The official Canada Day events in Boitanio Park were a quiet affair Thursday, July 1, 2021 in Williams Lake, as the history of residential schools in the country continues to weigh heavily on the hearts and minds of many.
A handful of residents sat under trees in the shade for the first live musical performance the park has seen since the start of the COVID-19 pandemic. The traditional colour of Canada Day – red – replaced with orange.
Mayor Walt Cobb stayed home for the event, noting he had planned to walk over but reconsidered due to the extreme heat the city has been experiencing.
The scaled-back Canada Day events in Williams Lake were due to COVID-19 restrictions that were only recently lifted, said the mayor.
“It’s probably just as well because it’s been so hot.
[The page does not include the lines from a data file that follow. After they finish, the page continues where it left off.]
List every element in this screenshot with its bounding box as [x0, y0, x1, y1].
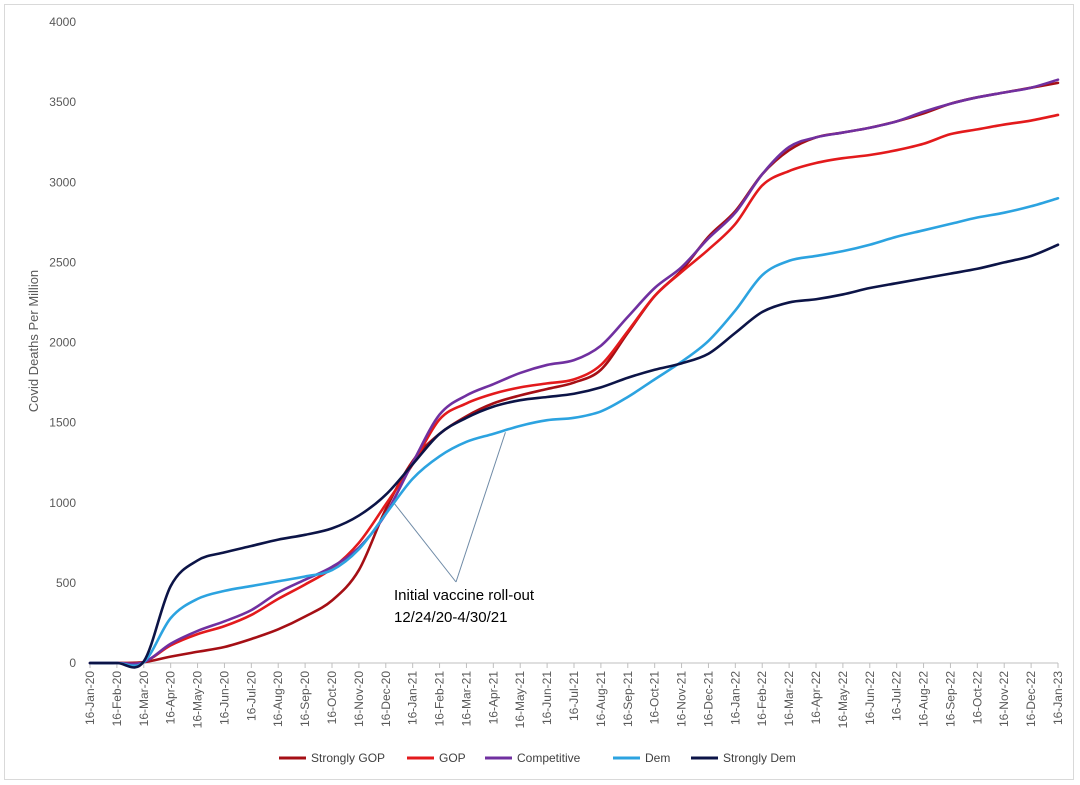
x-tick-label: 16-Jul-21: [567, 671, 581, 721]
y-tick-label: 1000: [49, 496, 76, 510]
y-axis: 0 500 1000 1500 2000 2500 3000 3500 4000: [49, 15, 76, 670]
x-tick-label: 16-Dec-22: [1024, 671, 1038, 727]
series-line: [88, 78, 1060, 666]
x-tick-label: 16-May-22: [836, 671, 850, 729]
x-tick-label: 16-Mar-20: [137, 671, 151, 727]
legend-label: Strongly Dem: [723, 751, 796, 765]
x-tick-label: 16-Feb-21: [433, 671, 447, 727]
x-tick-label: 16-Apr-21: [486, 671, 500, 725]
x-tick-label: 16-Sep-20: [298, 671, 312, 727]
annotation-line-2: 12/24/20-4/30/21: [394, 609, 507, 626]
annotation-line-1: Initial vaccine roll-out: [394, 587, 535, 604]
y-tick-label: 2500: [49, 255, 76, 269]
x-tick-label: 16-May-20: [191, 671, 205, 729]
legend-label: Strongly GOP: [311, 751, 385, 765]
x-tick-label: 16-Aug-21: [594, 671, 608, 727]
x-tick-label: 16-Apr-20: [164, 671, 178, 725]
y-tick-label: 0: [69, 656, 76, 670]
y-tick-label: 1500: [49, 416, 76, 430]
x-tick-label: 16-Sep-22: [943, 671, 957, 727]
x-tick-label: 16-Oct-20: [325, 671, 339, 725]
annotation-leader-line: [455, 432, 506, 583]
x-tick-label: 16-Dec-21: [701, 671, 715, 727]
annotation: Initial vaccine roll-out 12/24/20-4/30/2…: [394, 587, 535, 626]
x-tick-label: 16-Oct-22: [970, 671, 984, 725]
x-tick-label: 16-Aug-20: [271, 671, 285, 727]
x-tick-label: 16-Jul-22: [890, 671, 904, 721]
series-line: [88, 81, 1060, 665]
x-tick-label: 16-Jun-20: [217, 671, 231, 725]
series-line: [88, 196, 1060, 667]
y-tick-label: 3000: [49, 175, 76, 189]
x-tick-label: 16-Feb-20: [110, 671, 124, 727]
x-tick-label: 16-Jan-20: [83, 671, 97, 725]
legend-label: Competitive: [517, 751, 581, 765]
legend-label: Dem: [645, 751, 670, 765]
series-line: [88, 113, 1060, 666]
y-tick-label: 4000: [49, 15, 76, 29]
x-tick-label: 16-Jan-21: [406, 671, 420, 725]
x-tick-label: 16-Jan-22: [728, 671, 742, 725]
x-tick-label: 16-Sep-21: [621, 671, 635, 727]
annotation-leader-line: [392, 500, 457, 583]
x-axis: 16-Jan-20 16-Feb-20 16-Mar-20 16-Apr-20 16-M…: [83, 662, 1065, 729]
y-tick-label: 500: [56, 576, 76, 590]
x-tick-label: 16-Jan-23: [1051, 671, 1065, 725]
x-tick-label: 16-Mar-22: [782, 671, 796, 727]
x-tick-label: 16-Feb-22: [755, 671, 769, 727]
x-tick-label: 16-Nov-20: [352, 671, 366, 727]
x-tick-label: 16-Oct-21: [648, 671, 662, 725]
x-tick-label: 16-Nov-21: [675, 671, 689, 727]
x-tick-label: 16-Aug-22: [917, 671, 931, 727]
series-line: [88, 243, 1060, 669]
x-tick-label: 16-Dec-20: [379, 671, 393, 727]
x-tick-label: 16-Jun-22: [863, 671, 877, 725]
x-tick-label: 16-Nov-22: [997, 671, 1011, 727]
x-tick-label: 16-May-21: [513, 671, 527, 729]
y-axis-label: Covid Deaths Per Million: [26, 270, 41, 412]
plot-area: [88, 78, 1060, 669]
annotation-leader-lines: [392, 432, 506, 583]
x-tick-label: 16-Jul-20: [244, 671, 258, 721]
x-tick-label: 16-Mar-21: [459, 671, 473, 727]
x-tick-label: 16-Jun-21: [540, 671, 554, 725]
y-tick-label: 2000: [49, 336, 76, 350]
legend-label: GOP: [439, 751, 466, 765]
y-tick-label: 3500: [49, 95, 76, 109]
x-tick-label: 16-Apr-22: [809, 671, 823, 725]
legend: Strongly GOP GOP Competitive Dem Strongly De…: [279, 751, 796, 765]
It’s better to be safe than sorry.”
Just a few blocks away in Herb Gardner Park, however, dozens of men, women and children donned orange shirts and gathered at a memorial site to solemnly sing, share stories and acknowledge the history of former residential schools in Canada.
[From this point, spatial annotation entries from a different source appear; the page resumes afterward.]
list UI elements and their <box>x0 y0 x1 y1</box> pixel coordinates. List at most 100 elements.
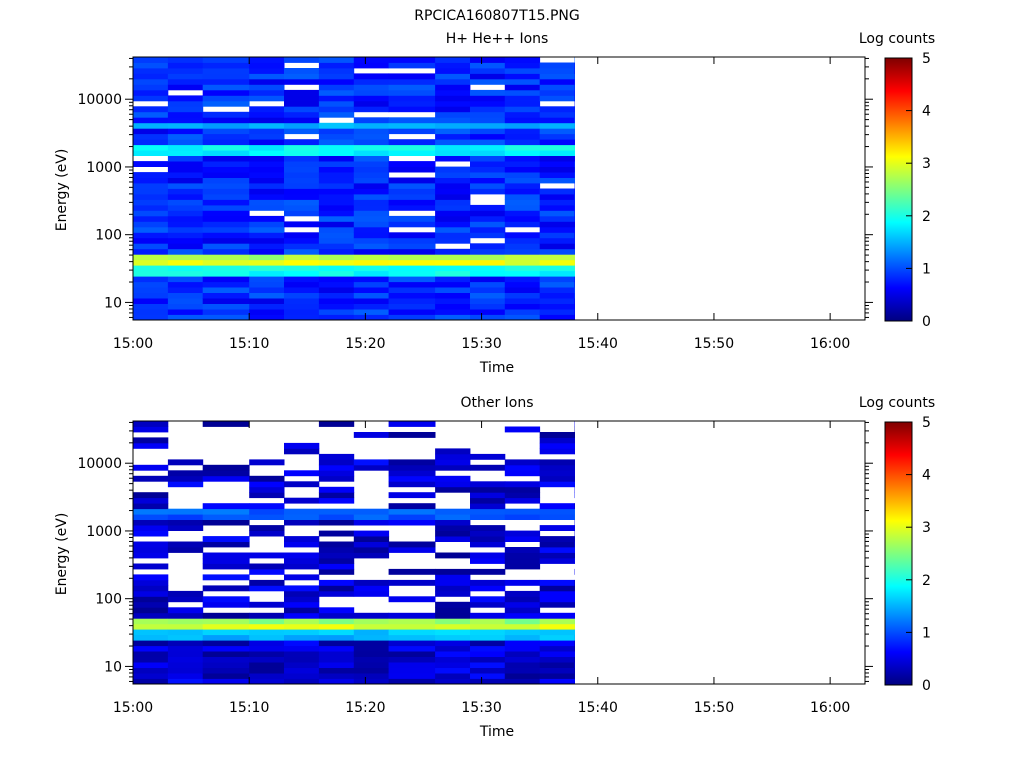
spectrogram-cell <box>318 678 355 685</box>
spectrogram-cell <box>202 161 250 167</box>
spectrogram-cell <box>202 281 250 288</box>
figure-title: RPCICA160807T15.PNG <box>414 8 579 24</box>
spectrogram-cell <box>318 139 355 146</box>
spectrogram-cell <box>133 276 169 283</box>
spectrogram-cell <box>202 629 250 636</box>
spectrogram-cell <box>202 221 250 228</box>
spectrogram-cell <box>504 612 541 619</box>
spectrogram-cell <box>284 144 320 151</box>
spectrogram-cell <box>133 519 169 526</box>
spectrogram-cell <box>284 309 320 315</box>
spectrogram-cell <box>318 508 355 515</box>
spectrogram-cell <box>504 298 541 304</box>
spectrogram-cell <box>167 276 204 283</box>
spectrogram-cell <box>539 514 575 520</box>
spectrogram-cell <box>435 128 471 135</box>
y-axis-ticks: 10 100 1000 10000 <box>77 421 873 682</box>
spectrogram-cell <box>435 133 471 140</box>
spectrogram-cell <box>202 139 250 146</box>
spectrogram-cell <box>504 678 541 685</box>
spectrogram-cells <box>133 421 575 685</box>
spectrogram-cell <box>353 133 390 140</box>
spectrogram-cell <box>388 596 436 603</box>
spectrogram-cell <box>388 243 436 250</box>
spectrogram-cell <box>470 89 506 96</box>
spectrogram-cell <box>470 568 506 575</box>
spectrogram-cell <box>202 309 250 315</box>
spectrogram-cell <box>470 508 506 515</box>
spectrogram-cell <box>504 265 541 272</box>
spectrogram-cell <box>353 194 390 200</box>
spectrogram-cell <box>539 508 575 515</box>
spectrogram-cell <box>504 166 541 173</box>
spectrogram-cell <box>353 128 390 135</box>
spectrogram-cell <box>353 210 390 217</box>
spectrogram-cell <box>388 62 436 69</box>
spectrogram-cell <box>133 662 169 668</box>
spectrogram-cell <box>249 568 285 575</box>
spectrogram-cell <box>133 525 169 531</box>
spectrogram-cell <box>318 122 355 129</box>
spectrogram-cell <box>133 161 169 167</box>
spectrogram-cell <box>318 226 355 233</box>
spectrogram-cell <box>249 188 285 195</box>
spectrogram-cell <box>318 270 355 277</box>
x-tick-label: 15:30 <box>461 700 501 716</box>
spectrogram-cell <box>202 276 250 283</box>
spectrogram-cell <box>167 629 204 636</box>
spectrogram-cell <box>202 514 250 520</box>
spectrogram-cell <box>435 210 471 217</box>
spectrogram-cell <box>435 177 471 184</box>
spectrogram-cell <box>249 281 285 288</box>
spectrogram-cell <box>318 166 355 173</box>
spectrogram-cell <box>388 150 436 156</box>
spectrogram-cell <box>249 232 285 239</box>
spectrogram-cell <box>470 292 506 299</box>
spectrogram-cell <box>202 662 250 668</box>
spectrogram-cell <box>388 232 436 239</box>
spectrogram-cell <box>539 448 575 455</box>
spectrogram-cell <box>249 309 285 315</box>
spectrogram-cell <box>539 634 575 641</box>
spectrogram-cell <box>539 442 575 449</box>
spectrogram-cell <box>539 298 575 304</box>
spectrogram-cell <box>249 265 285 272</box>
spectrogram-cell <box>284 651 320 657</box>
spectrogram-cell <box>353 656 390 663</box>
spectrogram-cell <box>504 497 541 504</box>
spectrogram-cell <box>284 188 320 195</box>
spectrogram-cell <box>133 514 169 520</box>
spectrogram-cell <box>388 309 436 315</box>
x-tick-label: 15:30 <box>461 336 501 352</box>
spectrogram-cell <box>133 232 169 239</box>
spectrogram-cell <box>504 459 541 466</box>
spectrogram-cell <box>539 547 575 553</box>
spectrogram-cell <box>470 95 506 102</box>
spectrogram-cell <box>504 68 541 74</box>
spectrogram-cell <box>284 210 320 217</box>
spectrogram-cell <box>202 292 250 299</box>
spectrogram-cell <box>284 607 320 614</box>
spectrogram-cell <box>388 618 436 625</box>
spectrogram-cell <box>167 541 204 548</box>
spectrogram-cell <box>318 607 355 614</box>
y-axis-ticks: 10 100 1000 10000 <box>77 57 873 318</box>
spectrogram-cell <box>318 68 355 74</box>
spectrogram-cell <box>318 314 355 321</box>
spectrogram-cell <box>249 68 285 74</box>
spectrogram-cell <box>318 645 355 652</box>
spectrogram-cells <box>133 57 575 321</box>
spectrogram-cell <box>202 128 250 135</box>
spectrogram-cell <box>284 673 320 679</box>
spectrogram-cell <box>167 656 204 663</box>
spectrogram-cell <box>133 133 169 140</box>
spectrogram-cell <box>470 73 506 80</box>
spectrogram-cell <box>388 287 436 293</box>
spectrogram-cell <box>435 287 471 293</box>
spectrogram-cell <box>470 492 506 499</box>
spectrogram-cell <box>539 558 575 564</box>
spectrogram-cell <box>167 204 204 211</box>
spectrogram-cell <box>470 651 506 657</box>
spectrogram-cell <box>318 281 355 288</box>
spectrogram-cell <box>470 309 506 315</box>
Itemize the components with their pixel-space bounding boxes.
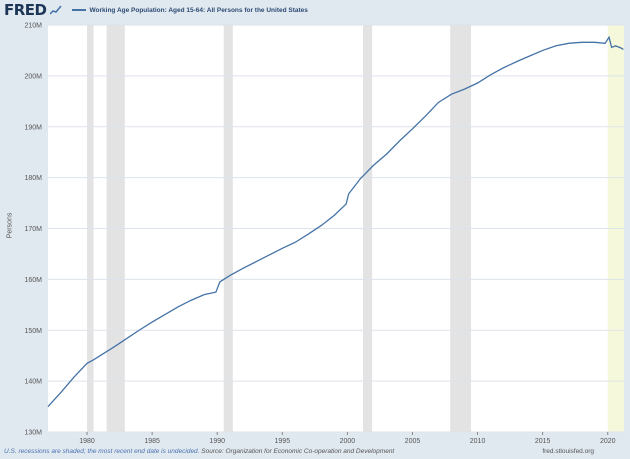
x-tick-label: 2000 (340, 438, 356, 445)
y-axis-ticks: 130M 140M 150M 160M 170M 180M 190M 200M 210M (24, 23, 42, 437)
y-tick-label: 160M (24, 277, 42, 284)
y-tick-label: 140M (24, 379, 42, 386)
y-tick-label: 130M (24, 430, 42, 437)
site-credit[interactable]: fred.stlouisfed.org (542, 448, 594, 455)
gridlines (48, 24, 624, 433)
fred-logo: FRED (4, 1, 47, 19)
x-tick-label: 1995 (275, 438, 291, 445)
y-tick-label: 180M (24, 175, 42, 182)
y-tick-label: 210M (24, 23, 42, 30)
legend-label: Working Age Population: Aged 15-64: All … (89, 6, 308, 14)
source-note: Source: Organization for Economic Co-ope… (201, 448, 395, 455)
y-tick-label: 170M (24, 226, 42, 233)
chart-header: FRED Working Age Population: Aged 15-64:… (0, 0, 630, 20)
x-tick-label: 1980 (79, 438, 95, 445)
chart-legend[interactable]: Working Age Population: Aged 15-64: All … (71, 6, 308, 14)
fred-logo-graph-icon (49, 5, 62, 15)
y-tick-label: 190M (24, 124, 42, 131)
x-tick-label: 2005 (405, 438, 421, 445)
x-tick-label: 1990 (209, 438, 225, 445)
x-tick-label: 1985 (144, 438, 160, 445)
series-line (47, 35, 624, 407)
x-tick-label: 2015 (535, 438, 551, 445)
legend-swatch (71, 9, 86, 11)
x-tick-label: 2020 (600, 438, 616, 445)
y-tick-label: 150M (24, 328, 42, 335)
x-axis-ticks: 1980 1985 1990 1995 2000 2005 2010 2015 2020 (79, 432, 616, 445)
x-tick-label: 2010 (470, 438, 486, 445)
y-tick-label: 200M (24, 73, 42, 80)
footer-note: U.S. recessions are shaded; the most rec… (4, 448, 394, 455)
recession-note: U.S. recessions are shaded; the most rec… (4, 448, 200, 455)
Orange Shirt Day Society co-founders Joan Sorley and Phyllis Webstad were on hand for the impromptu event which was organized by Sorley just the day before in the absence of any other vigils in the city being planned.
Webstad, who is the inspiration behind the international movement, said she’s really had to rethink what Canada Day means to her.
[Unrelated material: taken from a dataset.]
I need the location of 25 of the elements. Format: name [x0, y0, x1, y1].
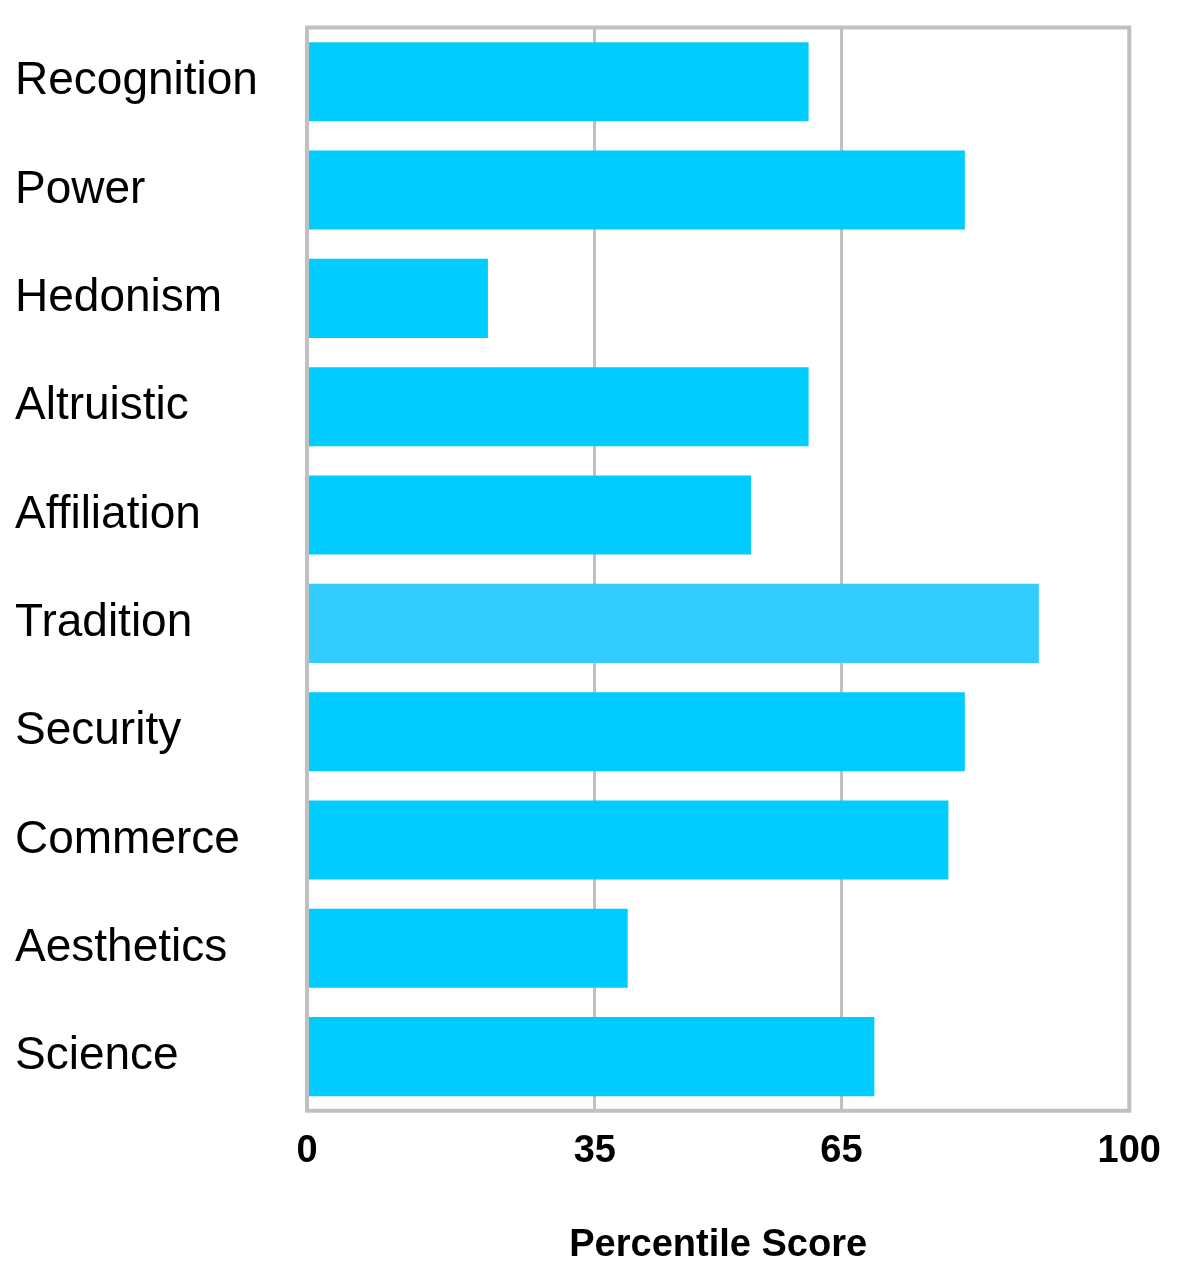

“I was talking to the Prime Minister this morning, of all people today, and what I told him was that for the first time in four generations in my family, my grandchildren are being raised by their mother and their father. Because of residential schools and the Canadian history, mothers and fathers were unable to raise their children and it’s still happening to this day and I tearfully told him that … things are changing in Canada. It’s a big awakening across Canada and today, you can see all the orange, and that’s happening all across Canada. That’s what Orange Shirt Day was created for, was conversation and that’s what’s happening, we’re having conversation. We’re all talking and that’s what’s needed to bring us, eventually, to reconciliation.”
Mayor Cobb, who drew some criticism on social media for moving forward with Canada Day events, said he supports Orange Shirt Day, but he also supports Canada Day.
“I will never not supporting Canada Day. To me, Canada Day is totally separate from the residential schools (history),” Cobb said.
The mayor went on to say the history of residential schools in Canada is something no one can be proud of, and that those who are non-Indigenous can be supportive by listening, learning and acknowledging the past.
“Families were ripped apart … we need to understand, we need to hear about them and acknowledge it.”
Cobb noted he is reaching out to Indigenous leaders in the region in the coming weeks to see how city council can support them and work together, adding he believes the government is “doing the right thing” by supporting investigations at all residential schools.
“I think we need to know the whole story.”